Secondo l’ex capo di PlayStation Worldwide Studios Shawn Layden, che ha lasciato la compagnia lo scorso ottobre, questo modello ormai non è più sostenibile, considerando che i costi di produzione continuano ad aumentare e a raddoppiare ogni generazione. E in un’intervista rilasciata a GameLab Live, Layden ha svelato quale sarebbe il miglior modello da utilizzare per i giochi tripla A.

“È difficile per ogni gioco di avventura raggiungere l’obiettivo delle 50 o 60 ore di durata, questo perchè aumenterebbe i costi dello sviluppo,” ha spiegato. “E alla fine potresti lasciare fuori dal mercato degli interessanti sviluppatori e le loro storie se questo è il traguardo che devono raggiungere. Dobbiamo rivalutare tutto ciò.”
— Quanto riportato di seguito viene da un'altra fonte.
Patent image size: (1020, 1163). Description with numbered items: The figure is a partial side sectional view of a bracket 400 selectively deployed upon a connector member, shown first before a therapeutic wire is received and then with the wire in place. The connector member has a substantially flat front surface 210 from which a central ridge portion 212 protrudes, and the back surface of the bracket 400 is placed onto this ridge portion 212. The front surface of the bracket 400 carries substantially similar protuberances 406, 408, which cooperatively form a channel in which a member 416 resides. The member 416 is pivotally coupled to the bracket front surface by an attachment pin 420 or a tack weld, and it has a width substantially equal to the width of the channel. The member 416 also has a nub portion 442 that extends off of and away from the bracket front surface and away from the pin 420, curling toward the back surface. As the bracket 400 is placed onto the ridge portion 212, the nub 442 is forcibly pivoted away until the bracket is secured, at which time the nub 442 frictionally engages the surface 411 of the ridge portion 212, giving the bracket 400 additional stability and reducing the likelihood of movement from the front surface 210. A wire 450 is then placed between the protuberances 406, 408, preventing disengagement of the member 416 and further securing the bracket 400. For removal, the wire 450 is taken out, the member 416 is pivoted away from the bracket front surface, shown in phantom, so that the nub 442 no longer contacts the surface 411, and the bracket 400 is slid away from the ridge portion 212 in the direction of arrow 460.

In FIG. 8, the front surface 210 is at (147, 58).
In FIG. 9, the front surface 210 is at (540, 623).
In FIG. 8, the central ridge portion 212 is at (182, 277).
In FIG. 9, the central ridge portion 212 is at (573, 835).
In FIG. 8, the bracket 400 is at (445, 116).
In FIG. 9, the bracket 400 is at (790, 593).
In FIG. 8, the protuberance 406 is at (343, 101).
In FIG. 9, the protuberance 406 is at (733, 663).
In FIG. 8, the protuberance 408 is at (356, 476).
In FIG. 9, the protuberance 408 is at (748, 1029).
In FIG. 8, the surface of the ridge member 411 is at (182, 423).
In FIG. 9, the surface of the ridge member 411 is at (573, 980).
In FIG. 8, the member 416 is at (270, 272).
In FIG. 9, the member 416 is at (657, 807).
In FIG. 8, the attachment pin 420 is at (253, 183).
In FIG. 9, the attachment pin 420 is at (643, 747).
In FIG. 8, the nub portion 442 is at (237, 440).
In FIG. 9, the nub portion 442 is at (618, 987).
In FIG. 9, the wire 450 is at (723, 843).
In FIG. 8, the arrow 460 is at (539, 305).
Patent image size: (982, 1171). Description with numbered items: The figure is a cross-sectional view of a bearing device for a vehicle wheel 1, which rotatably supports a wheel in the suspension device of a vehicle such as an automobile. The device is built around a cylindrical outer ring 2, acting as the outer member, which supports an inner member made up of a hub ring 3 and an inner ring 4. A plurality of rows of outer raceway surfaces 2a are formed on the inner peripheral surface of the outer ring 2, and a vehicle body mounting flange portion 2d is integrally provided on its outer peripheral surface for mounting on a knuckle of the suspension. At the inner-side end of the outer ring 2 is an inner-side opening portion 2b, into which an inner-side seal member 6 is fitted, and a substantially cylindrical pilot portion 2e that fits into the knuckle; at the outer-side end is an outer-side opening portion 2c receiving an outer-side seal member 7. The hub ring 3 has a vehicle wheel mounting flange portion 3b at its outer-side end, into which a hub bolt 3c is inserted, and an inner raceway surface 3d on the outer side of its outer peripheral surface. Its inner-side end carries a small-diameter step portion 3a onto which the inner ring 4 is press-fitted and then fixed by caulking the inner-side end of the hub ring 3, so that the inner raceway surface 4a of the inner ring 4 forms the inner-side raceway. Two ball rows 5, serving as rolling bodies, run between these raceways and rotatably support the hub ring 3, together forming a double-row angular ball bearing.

Layden ha poi continuato che, nonostante il budget sia aumentato esponenzialmente, il costo di un gioco per il consumatore non è aumentato. “[Il prezzo base] è sempre stato di 59,99 dollari sin da quando ho iniziato a lavorare in questo business, ma il costo della produzione è salito di dieci volte. Se non sei elastico sul prezzo di lancio, ma hai una grande volatilità in termini di sviluppo, il modello diventa ancora più difficile da gestire. Penso che questa generazione stia per vedere questi imperativi scontrarsi tra di loro.”

Secondo Layden, una soluzione potrebbe essere semplicemente fare dei giochi più corti. “Invece di spendere cinque anni a fare un gioco di 80 ore, come sarebbe un gioco da 15 ore sviluppato in 3 anni? Quali sarebbero i costi? Personalmente, come vecchio giocatore, sarei favorevole al ritorno dei giochi tripla A da 12 a 15 ore.”

Cosa ne pensate del discorso di Layden? Siete d’accordo?